TIMES, TIME, AND HALF A TIME. A HISTORY OF THE NEW MILLENNIUM.

Comments on a cultural reality between past and future.

This blog describes Metatime in the Posthuman experience, drawn from Sir Isaac Newton's secret work on the future end of times, a tract in which he described Histories of Things to Come. His hidden papers on the occult were auctioned to two private buyers in 1936 at Sotheby's, but were not available for public research until the 1990s.



Friday, January 6, 2012

Theophanic Hibernation

Grafton (1992) cover of P. K. Dick's Valis. Image Source: Esoteric Online.

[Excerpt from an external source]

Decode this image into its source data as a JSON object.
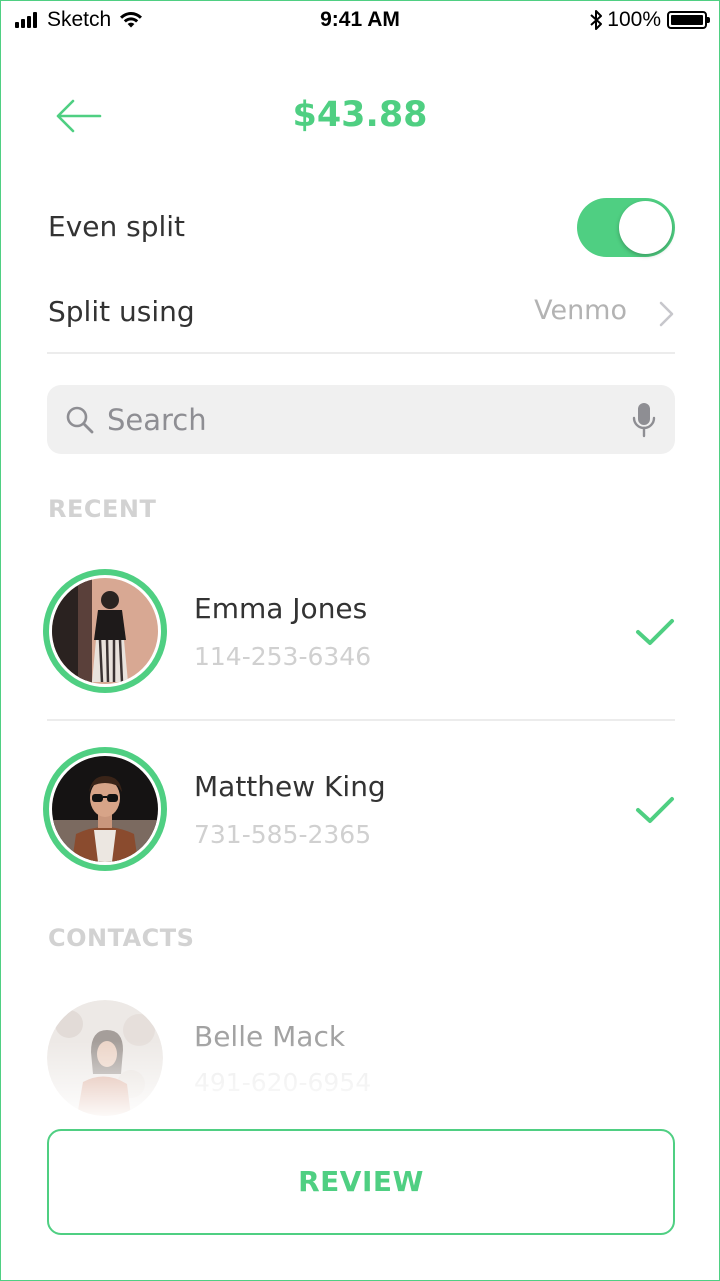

Welcome to Epiphany. It is a celebration of a Theophany, a day when god appears to man. In the Christian tradition, Epiphany marks the Theophany of the Christ child as a god who appeared in human form and was baptised. Today follows yesterday's Twelfth Day of Christmas; it is also Orthodox Christmas Eve in the Julian Calendar.

Theophanies are mysterious, tricky events that have been recorded in religious texts and myths throughout human history. They pop up a lot in Greek myths. If you want to read a modern account of an 'actual' Theophany, consider reading (if you haven't already), Philip K. Dick's semi-autobiographical novel, Valis (1981), published just before he died.  In Valis, Dick claimed to depict his encounter with god on 3 February 1974. It can be pretty hard going, but it is fascinating: he describes a human grasp of the Gnostic divine mainly in temporal terms, a "loss of forgetfulness," a recovery of our hidden memory of life across the ages. To see god is to see time as it really is, the point at which time turns into space. Dick thought it meant living in 'orthagonal time,' and consciously existing in past and present lives simultaneously: "We are not 3D subjects trapped in linear time; we are 4D objects composed of hypertime." Where it goes from there, well, you have to read it to find out.  It presents an ancient subject, revealed in modern terms. Dick was absolutely fearless when it came to facing and conveying the mad twists and turns of the human mind grasping the ungraspable; there are some excerpts online here from the appendix.

Dick's famous, cryptic journal, Exegesis, which was a theophanic basis for Valis, is being published in two parts in 2011 and 2012, at well over 2,000 pages. Volume I, which was published on 7 November 2011, is available here.  Wiki: "Editor Jonathan Lethem described the ... [new Exegesis] publications as 'absolutely stultifying, brilliant, repetitive, and contradictory. It just might contain the secret of the universe.'"  Some sample Exegesis pages are online here.

On that note, the blog will be hibernating until Candlemas, aka Groundhog Day.